- Born: 29 September 1904 Hombal, Gadag district
- Died: 25 December 1993 (aged 89)
- Occupations: Playwright; publisher; producer of playwrights;
- Writing career
- Pen name: Jadabharata, Anamadheya
- Period: 1950s
- Genre: Play (theatre)
- Notable awards: Padma Shri(1986); Sangeet Natak Akademi Award(1989);

= G. B. Joshi =

Indian playwright

Govindacharya Bhimacharya Joshi was an Indian playwright in the 1950s.

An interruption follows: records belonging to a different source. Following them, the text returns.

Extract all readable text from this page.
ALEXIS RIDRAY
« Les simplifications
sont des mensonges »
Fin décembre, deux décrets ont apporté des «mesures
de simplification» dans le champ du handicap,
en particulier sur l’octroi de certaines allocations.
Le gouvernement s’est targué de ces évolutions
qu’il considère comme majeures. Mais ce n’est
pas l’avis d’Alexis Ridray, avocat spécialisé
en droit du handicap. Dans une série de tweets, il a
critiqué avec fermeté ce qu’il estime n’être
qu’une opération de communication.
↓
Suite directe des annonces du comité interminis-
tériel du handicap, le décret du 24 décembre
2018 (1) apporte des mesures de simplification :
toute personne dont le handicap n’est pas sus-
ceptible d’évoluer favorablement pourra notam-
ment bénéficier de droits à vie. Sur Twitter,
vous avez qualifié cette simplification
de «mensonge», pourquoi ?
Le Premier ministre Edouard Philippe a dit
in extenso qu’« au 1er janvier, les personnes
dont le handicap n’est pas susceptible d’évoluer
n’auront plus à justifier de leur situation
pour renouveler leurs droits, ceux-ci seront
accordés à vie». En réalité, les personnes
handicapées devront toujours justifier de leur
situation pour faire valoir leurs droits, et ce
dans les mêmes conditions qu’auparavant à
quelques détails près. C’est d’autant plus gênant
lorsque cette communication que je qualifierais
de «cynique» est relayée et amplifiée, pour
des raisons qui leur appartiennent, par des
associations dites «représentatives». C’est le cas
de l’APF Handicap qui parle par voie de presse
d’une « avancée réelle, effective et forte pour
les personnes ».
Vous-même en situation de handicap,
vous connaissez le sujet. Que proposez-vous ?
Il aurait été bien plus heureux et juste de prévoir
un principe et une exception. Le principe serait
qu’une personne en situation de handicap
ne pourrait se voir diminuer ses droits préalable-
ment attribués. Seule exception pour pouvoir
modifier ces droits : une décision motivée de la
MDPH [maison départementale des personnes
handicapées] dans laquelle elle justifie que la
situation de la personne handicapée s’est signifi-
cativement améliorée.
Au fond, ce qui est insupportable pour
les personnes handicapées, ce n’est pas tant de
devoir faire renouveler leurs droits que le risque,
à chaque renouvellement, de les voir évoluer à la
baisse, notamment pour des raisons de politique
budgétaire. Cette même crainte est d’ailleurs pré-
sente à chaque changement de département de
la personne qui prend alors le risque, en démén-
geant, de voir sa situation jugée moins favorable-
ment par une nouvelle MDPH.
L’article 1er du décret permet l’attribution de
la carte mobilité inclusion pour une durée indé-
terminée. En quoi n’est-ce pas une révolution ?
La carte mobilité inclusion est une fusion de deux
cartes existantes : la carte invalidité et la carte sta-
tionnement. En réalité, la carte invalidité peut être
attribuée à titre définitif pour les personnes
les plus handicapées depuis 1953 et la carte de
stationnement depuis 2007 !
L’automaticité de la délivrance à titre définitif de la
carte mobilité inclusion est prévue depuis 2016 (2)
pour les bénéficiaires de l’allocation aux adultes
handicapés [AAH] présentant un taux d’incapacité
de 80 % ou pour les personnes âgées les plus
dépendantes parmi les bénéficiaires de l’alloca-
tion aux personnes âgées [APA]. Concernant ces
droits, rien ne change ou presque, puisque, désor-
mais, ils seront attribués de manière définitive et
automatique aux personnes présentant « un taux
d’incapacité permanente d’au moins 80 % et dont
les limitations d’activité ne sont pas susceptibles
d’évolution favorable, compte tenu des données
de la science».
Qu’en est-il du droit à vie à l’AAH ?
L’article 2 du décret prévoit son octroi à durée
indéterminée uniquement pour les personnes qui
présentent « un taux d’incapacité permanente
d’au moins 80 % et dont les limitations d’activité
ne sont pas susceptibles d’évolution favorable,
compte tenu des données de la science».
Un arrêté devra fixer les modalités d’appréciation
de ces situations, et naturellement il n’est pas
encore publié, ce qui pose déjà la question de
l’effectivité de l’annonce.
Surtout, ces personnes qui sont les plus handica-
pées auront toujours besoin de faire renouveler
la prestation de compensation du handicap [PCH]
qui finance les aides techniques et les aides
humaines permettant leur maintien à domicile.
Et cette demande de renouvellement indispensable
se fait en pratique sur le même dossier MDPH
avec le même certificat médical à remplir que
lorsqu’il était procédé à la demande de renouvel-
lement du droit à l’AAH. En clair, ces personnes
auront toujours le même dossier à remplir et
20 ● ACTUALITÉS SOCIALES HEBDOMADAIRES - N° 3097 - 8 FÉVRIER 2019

He was born in Hombal village in Gadag district of Karnataka state in 1904. He established a theatre group named Vasudeva Vinodini Natya Samsthe at Bagalkot and another theatre group named Kalopasaka Mandali in Dharwad in 1954. He was also a founder publisher of Manohara Granthamala which has published the works of Jnanapeetha awardee D.R. Bendre, V.K. Gokak, Shivaram Karanth, A.N. Krishna Rao, Shankar Mokashi Punekar, N. Kasturi, R. S. Mugali, Keertinath Kurtakoti, Chandrashekhara Kambara, Girish Karnad, V. Sitaramaiah and several others.

==Notable works==
Playwrights
- Aa Ooru Ee Ooru
- Kadadida Neeru
- Mooka Bali
- Nane Bijjala
- Nakrasheela
- Parimaladavaru
- Sattavara Neralu directed by B.V. Karanth in 1974

Novels
- Aa Ooru Ee Ooru
- Dharmasere (1934)
- Mooka Bali (1956)
- Neeru

==Awards==
He received the Padma Shri award in 1986 and Sangeet Natak Akademi Award in 1989 for his contribution to theatre. The Karnataka Government has honoured him in 1983 and 1986 for his cultural contributions.